第20話 追及-2


 その頃のアカデミーでは、敷地内を覆う結界の準備が進められていた。

 既に三つの守護石は要になる台座に収められている。発動時に何が起こるか分からない為、他の生徒と家族たちは中央の大講堂に集められていた。そこで今後の説明と、『宝探し』の詳細を伝えられることになっている。

 グループ分けは既にソリオとティエラに寄って行われているから、それが終われば開始を待つだけだ。こうして子供たちが一堂に会する機会は今までなかった事もあり、上級生に逢えると瞳を輝かせるファーストの生徒たちも少なくない。何せ、今のセカンドには数年後の各国の中枢を担う者たちが居るのだ。学年間の交流がほとんどないアカデミー内では同じ場所に集う事すら貴重な機会で、しかも今回はその憧れの生徒たちが中心にこの企画を動かしている。それは子供の家族たちも同じようで、講堂内は熱気のようなものが感じられた。

 壇上に上がったリテラートは、割れんばかりの拍手に迎えられて幾らか驚いたようなそぶりを見せた。しかし、それも一瞬の事で、真剣な表情を浮かべた彼が中央に立ち、すっと手を上げればピタリと拍手は止んだ。


「皆、ありがとう。突然の事で驚いた者も少なくないと思うが、先に各国より発表された通り、未来を担う君たちとそのご家族はこのアカデミー内で保護する事になった。しばらくは不安も伴うだろうが、どうか、我々の指示に従って欲しい。この後の事については、ソリオより説明がある。よろしく頼む」


 舞台袖でそれを眺めていたリデルは、流石だねと呟いた。その言葉に得意げな顔を見せたソリオに、ふふっとティエラが笑う。

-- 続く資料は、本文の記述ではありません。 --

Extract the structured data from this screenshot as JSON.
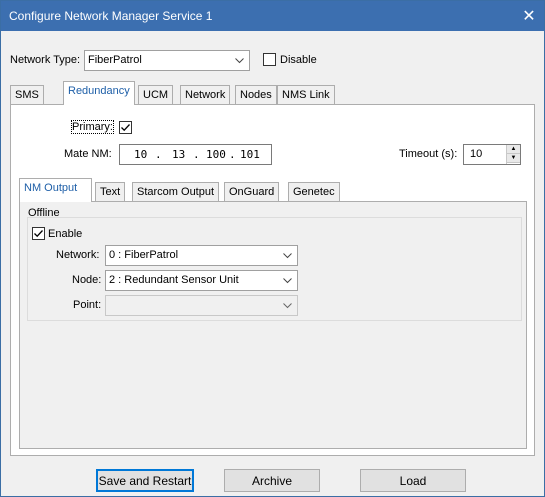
{
  "window": {
    "title": "Configure Network Manager Service 1",
    "close_glyph": "✕",
    "titlebar_color": "#3c6fb0"
  },
  "network_type": {
    "label": "Network Type:",
    "value": "FiberPatrol",
    "disable_label": "Disable",
    "disable_checked": false
  },
  "main_tabs": [
    {
      "label": "SMS",
      "active": false
    },
    {
      "label": "Redundancy",
      "active": true
    },
    {
      "label": "UCM",
      "active": false
    },
    {
      "label": "Network",
      "active": false
    },
    {
      "label": "Nodes",
      "active": false
    },
    {
      "label": "NMS Link",
      "active": false
    }
  ],
  "redundancy": {
    "primary_label": "Primary:",
    "primary_checked": true,
    "mate_nm_label": "Mate NM:",
    "mate_nm_octets": [
      "10",
      "13",
      "100",
      "101"
    ],
    "ip_separator": ".",
    "timeout_label": "Timeout (s):",
    "timeout_value": "10"
  },
  "sub_tabs": [
    {
      "label": "NM Output",
      "active": true
    },
    {
      "label": "Text",
      "active": false
    },
    {
      "label": "Starcom Output",
      "active": false
    },
    {
      "label": "OnGuard",
      "active": false
    },
    {
      "label": "Genetec",
      "active": false
    }
  ],
  "offline": {
    "group_label": "Offline",
    "enable_label": "Enable",
    "enable_checked": true,
    "network_label": "Network:",
    "network_value": "0 : FiberPatrol",
    "node_label": "Node:",
    "node_value": "2 : Redundant Sensor Unit",
    "point_label": "Point:",
    "point_value": ""
  },
  "buttons": {
    "save_restart": "Save and Restart",
    "archive": "Archive",
    "load": "Load"
  },
  "accent_color": "#1e5fa8"
}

 戻ったリテラートの代わりにソリオが中央に立ち、今度はこの後の事について説明を始める。基本的な過ごし方については、アカデミーに入る時にされていたためそれを簡単に済ませると、今度は『宝探し』について話し始めた。途端にソリオの顔が活き活きと輝くのを、舞台袖の面々は楽し気に眺めている。

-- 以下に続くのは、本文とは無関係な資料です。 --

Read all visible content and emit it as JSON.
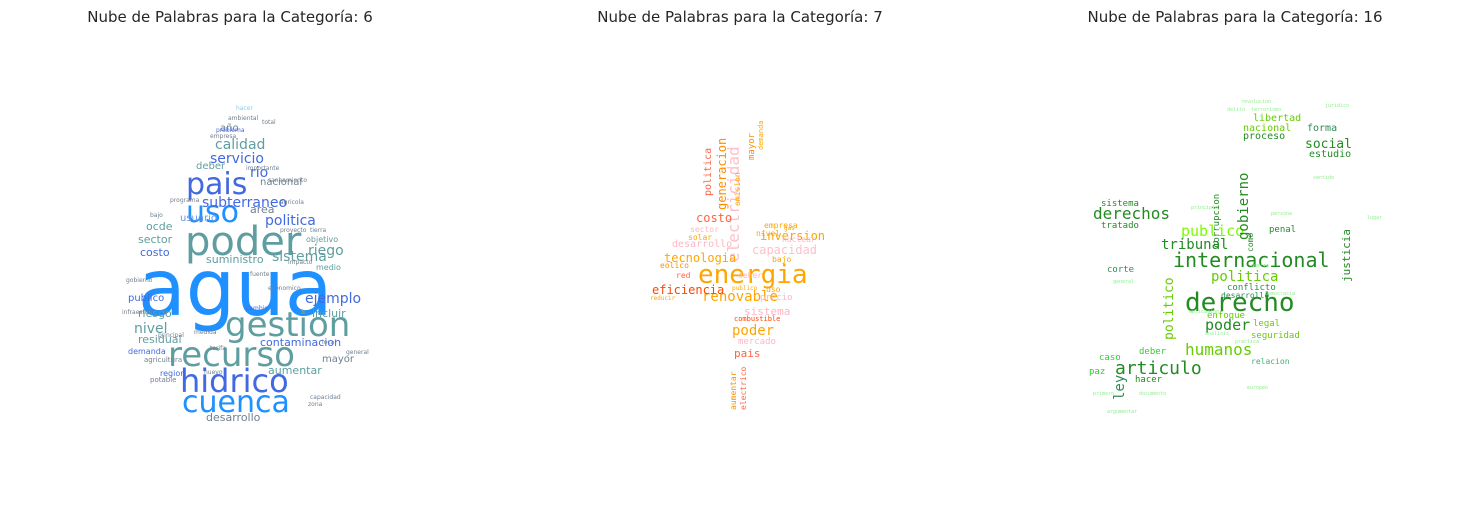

「今、皆さんの座席を指定させていただいた通り、これが皆さんの大きなチームとなります。サードは実際にはゲームには参加しませんが、下級生たちの相談を受けてくれます。彼らはどのチームの生徒に対しても応えることは出来ますが、その答えが有利になるか、不利になるか……それを互いに見極めて下さい。セカンドとファーストは、さらに小さなグループで動く事になります。もちろん、他のグループと協力も構いません。自分たちのチームが最終的にトップに立てるように色々考えてみてください。個別の質問は、各チームのマスターに」


 ざわざわとしだした講堂内をソリオは見渡した。

 最初は各自の出身国を主体に別けてみた。恐らくそれならばチーム内は上手くいくだろう。だが、ルーメンの縮図を、皆が協力する意味を確固たるものにしたかった。だから、生まれた国や出自にこだわらず、まんべんなくチームは分けたはずだ。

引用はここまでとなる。